Angiotensin II-induced activation of Na(+)-H+ exchange in adrenal glomerulosa cells is mediated by protein kinase C.

Modulation of Na(+)-H+ exchange (Na/H EXCH) by hormones and growth factors may be important in cell growth. We have previously shown that Na/H EXCH in adrenal glomerulosa cells is activated by angiotensin II (ANG II), a potent stimulator of aldosterone secretion. In the present paper, we have investigated the role of protein kinase C (PKC) in the activation of Na/H EXCH by ANG II. To accomplish this, we monitored cytosolic pH (pHi) in cells loaded with 2,7-biscarboxyethyl-5 (6)-carboxyflourescein and measured initial rates off 22Na uptake into glomerulosa cells in the presence or absence of dimethylamiloride. Both phorbol 12-myristate 13-acetate (PMA) and ANG II increased the activity of Na/H EXCH similarly when studied under basal conditions (pH 7.1).
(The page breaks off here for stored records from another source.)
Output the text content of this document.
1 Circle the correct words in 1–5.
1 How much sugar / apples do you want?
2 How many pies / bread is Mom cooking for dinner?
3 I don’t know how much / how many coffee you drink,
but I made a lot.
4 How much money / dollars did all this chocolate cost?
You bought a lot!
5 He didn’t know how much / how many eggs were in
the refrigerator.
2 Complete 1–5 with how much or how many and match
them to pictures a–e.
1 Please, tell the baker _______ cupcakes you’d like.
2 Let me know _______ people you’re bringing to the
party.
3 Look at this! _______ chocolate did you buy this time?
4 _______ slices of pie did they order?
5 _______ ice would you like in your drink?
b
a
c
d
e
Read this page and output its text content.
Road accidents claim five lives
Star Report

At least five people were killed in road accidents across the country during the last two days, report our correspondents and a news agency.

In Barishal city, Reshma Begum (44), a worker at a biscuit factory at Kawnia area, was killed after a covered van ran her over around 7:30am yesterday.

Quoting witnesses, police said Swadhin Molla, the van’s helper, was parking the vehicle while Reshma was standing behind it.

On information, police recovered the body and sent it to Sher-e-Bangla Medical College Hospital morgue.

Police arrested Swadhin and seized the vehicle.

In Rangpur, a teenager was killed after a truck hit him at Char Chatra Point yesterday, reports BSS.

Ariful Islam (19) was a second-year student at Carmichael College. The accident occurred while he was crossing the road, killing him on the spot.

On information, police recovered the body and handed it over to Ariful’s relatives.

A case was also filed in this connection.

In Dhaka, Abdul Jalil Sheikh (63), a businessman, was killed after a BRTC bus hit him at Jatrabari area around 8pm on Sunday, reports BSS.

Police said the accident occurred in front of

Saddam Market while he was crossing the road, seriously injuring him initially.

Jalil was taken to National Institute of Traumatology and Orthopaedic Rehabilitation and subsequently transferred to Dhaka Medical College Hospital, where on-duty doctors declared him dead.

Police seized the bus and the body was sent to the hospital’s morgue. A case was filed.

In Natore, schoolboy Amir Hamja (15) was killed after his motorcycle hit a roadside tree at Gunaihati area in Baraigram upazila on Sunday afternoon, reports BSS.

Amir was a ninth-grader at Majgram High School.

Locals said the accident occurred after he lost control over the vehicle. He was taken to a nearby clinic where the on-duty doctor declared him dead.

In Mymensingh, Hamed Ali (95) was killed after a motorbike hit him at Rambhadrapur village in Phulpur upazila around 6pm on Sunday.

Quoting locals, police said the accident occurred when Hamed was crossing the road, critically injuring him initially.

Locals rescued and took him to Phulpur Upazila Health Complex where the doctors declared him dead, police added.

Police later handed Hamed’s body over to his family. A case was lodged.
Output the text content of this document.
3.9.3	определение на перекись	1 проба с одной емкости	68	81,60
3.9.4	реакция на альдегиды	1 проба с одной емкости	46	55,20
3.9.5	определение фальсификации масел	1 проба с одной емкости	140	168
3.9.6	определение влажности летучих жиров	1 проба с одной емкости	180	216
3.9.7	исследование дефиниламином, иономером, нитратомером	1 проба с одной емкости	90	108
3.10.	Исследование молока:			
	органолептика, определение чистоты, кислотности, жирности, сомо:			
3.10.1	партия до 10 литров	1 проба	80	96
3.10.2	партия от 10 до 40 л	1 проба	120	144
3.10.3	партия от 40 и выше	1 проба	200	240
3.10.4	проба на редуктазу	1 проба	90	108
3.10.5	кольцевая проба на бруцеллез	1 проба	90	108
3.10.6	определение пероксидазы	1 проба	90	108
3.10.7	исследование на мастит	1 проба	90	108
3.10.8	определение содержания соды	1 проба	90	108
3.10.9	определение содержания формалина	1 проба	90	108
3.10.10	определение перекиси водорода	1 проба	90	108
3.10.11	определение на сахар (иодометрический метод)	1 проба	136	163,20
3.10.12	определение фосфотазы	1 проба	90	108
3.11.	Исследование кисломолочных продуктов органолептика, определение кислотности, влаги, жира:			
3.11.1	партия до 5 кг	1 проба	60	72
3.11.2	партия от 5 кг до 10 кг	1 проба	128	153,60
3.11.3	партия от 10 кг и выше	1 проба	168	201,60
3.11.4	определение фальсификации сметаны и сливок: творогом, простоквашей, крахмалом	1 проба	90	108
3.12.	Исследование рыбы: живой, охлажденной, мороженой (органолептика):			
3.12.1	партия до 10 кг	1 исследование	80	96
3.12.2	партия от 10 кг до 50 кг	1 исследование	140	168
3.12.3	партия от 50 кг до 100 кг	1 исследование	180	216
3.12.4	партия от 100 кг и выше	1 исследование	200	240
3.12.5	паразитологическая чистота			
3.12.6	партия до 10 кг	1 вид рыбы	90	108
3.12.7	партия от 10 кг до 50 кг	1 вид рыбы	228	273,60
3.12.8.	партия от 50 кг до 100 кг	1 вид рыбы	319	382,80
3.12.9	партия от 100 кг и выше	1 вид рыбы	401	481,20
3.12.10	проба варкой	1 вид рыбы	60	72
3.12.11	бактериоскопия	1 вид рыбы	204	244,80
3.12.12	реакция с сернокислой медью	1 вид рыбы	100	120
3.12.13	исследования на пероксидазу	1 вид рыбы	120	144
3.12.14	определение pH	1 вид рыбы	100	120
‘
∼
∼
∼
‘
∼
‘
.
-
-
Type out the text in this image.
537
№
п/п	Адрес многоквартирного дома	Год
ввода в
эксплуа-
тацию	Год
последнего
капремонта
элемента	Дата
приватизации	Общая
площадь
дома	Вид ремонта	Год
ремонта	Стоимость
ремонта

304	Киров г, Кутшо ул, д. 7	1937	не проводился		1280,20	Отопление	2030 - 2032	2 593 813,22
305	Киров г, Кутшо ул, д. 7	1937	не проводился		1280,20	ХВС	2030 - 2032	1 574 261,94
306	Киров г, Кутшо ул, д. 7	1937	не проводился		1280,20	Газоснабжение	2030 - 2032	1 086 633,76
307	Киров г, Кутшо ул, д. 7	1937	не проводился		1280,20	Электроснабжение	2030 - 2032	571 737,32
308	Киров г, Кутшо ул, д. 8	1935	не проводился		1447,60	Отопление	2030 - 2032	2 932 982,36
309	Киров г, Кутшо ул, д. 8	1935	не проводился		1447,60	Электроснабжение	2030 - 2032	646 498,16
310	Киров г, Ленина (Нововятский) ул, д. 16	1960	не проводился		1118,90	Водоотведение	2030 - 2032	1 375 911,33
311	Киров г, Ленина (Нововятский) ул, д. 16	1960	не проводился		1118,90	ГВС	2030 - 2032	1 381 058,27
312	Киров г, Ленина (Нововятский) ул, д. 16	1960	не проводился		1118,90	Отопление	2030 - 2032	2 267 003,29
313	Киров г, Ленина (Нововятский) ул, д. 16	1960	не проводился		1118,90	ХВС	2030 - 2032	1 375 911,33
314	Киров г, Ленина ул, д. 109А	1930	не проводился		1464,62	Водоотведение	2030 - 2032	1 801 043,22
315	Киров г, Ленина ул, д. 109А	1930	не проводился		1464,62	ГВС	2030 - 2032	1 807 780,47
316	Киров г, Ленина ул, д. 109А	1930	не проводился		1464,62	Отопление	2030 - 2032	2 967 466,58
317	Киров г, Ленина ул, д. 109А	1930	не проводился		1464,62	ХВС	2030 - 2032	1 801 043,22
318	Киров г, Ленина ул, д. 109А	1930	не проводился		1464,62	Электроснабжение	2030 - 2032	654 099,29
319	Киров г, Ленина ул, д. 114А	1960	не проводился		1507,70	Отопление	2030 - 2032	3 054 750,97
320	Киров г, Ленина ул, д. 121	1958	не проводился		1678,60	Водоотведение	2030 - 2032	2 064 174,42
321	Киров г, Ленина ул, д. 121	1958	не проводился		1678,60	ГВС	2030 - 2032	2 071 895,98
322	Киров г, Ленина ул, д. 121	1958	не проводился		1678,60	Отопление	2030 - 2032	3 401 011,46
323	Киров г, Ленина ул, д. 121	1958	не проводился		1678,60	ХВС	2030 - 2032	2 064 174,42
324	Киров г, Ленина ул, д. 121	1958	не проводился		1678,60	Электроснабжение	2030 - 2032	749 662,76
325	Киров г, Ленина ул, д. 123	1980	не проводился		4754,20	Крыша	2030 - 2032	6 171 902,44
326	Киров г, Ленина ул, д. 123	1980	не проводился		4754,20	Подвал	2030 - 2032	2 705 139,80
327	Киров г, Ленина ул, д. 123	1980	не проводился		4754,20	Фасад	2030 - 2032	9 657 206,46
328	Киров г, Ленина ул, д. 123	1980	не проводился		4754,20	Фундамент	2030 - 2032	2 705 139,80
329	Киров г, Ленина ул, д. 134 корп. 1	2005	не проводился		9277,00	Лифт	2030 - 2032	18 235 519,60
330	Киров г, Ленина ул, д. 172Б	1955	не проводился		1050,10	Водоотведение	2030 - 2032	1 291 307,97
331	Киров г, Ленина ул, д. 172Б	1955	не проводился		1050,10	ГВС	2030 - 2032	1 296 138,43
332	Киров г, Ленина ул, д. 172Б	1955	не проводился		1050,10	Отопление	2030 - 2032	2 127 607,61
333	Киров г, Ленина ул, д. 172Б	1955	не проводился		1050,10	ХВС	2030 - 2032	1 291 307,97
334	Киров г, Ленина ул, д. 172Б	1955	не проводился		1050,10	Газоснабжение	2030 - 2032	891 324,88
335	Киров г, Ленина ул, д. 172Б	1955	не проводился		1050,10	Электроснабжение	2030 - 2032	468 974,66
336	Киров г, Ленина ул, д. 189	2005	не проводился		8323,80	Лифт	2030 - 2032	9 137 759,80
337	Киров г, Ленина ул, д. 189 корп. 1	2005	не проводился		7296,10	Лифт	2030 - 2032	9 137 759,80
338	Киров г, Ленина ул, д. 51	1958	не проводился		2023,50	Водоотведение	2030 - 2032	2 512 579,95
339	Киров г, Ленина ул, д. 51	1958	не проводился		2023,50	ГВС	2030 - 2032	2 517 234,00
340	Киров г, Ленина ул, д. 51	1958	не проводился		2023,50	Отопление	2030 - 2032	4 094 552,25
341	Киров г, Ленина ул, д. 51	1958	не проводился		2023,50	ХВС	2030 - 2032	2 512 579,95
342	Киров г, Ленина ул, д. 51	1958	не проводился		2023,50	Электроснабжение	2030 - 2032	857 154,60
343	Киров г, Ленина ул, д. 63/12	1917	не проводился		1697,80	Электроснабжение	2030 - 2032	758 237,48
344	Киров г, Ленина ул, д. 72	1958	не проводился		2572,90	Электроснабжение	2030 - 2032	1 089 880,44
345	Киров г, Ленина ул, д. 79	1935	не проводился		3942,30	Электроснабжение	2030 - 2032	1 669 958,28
This was accompanied by alkalinization of pH and an increase in dimethylamiloride-sensitive Na+ influx. Study of kinetics of the antiporter activation showed that both ANG II and PMA led to an increase in the maximal rate (Vmax) and a decrease in the Michaelis-Menten constant (Km) for external Na+. The pHi dependence of Na+ influx was half-minimal (pK) at pHi 7.09 and remained unchanged in the presence of ANG II (pK 7.03) and PMA (pK 7.14). Depleting the cells of PKC by exposing them to PMA (1 microM) for 3 h caused a marked reduction in control and ANG II-stimulated Na+ influx and control pK (7.09 to 6.85, P less than 0.05). However, with PKC depletion, the kinetics of Na/H EXCH (Vmax, Km for external Na+, and pK) were unaffected by ANG II. Thus, Na/H EXCH in adrenal glomerulosa cells functions under basal conditions, and its relatively alkaline pK (7.09) is dependent upon PKC activity. In addition, the ANG II-induced activation of Na/H EXCH is modulated by PKC. These effects suggest an important role for PKC in pHi regulation of adrenal glomerulosa cells, particularly during ANG II stimulation of aldosterone secretion.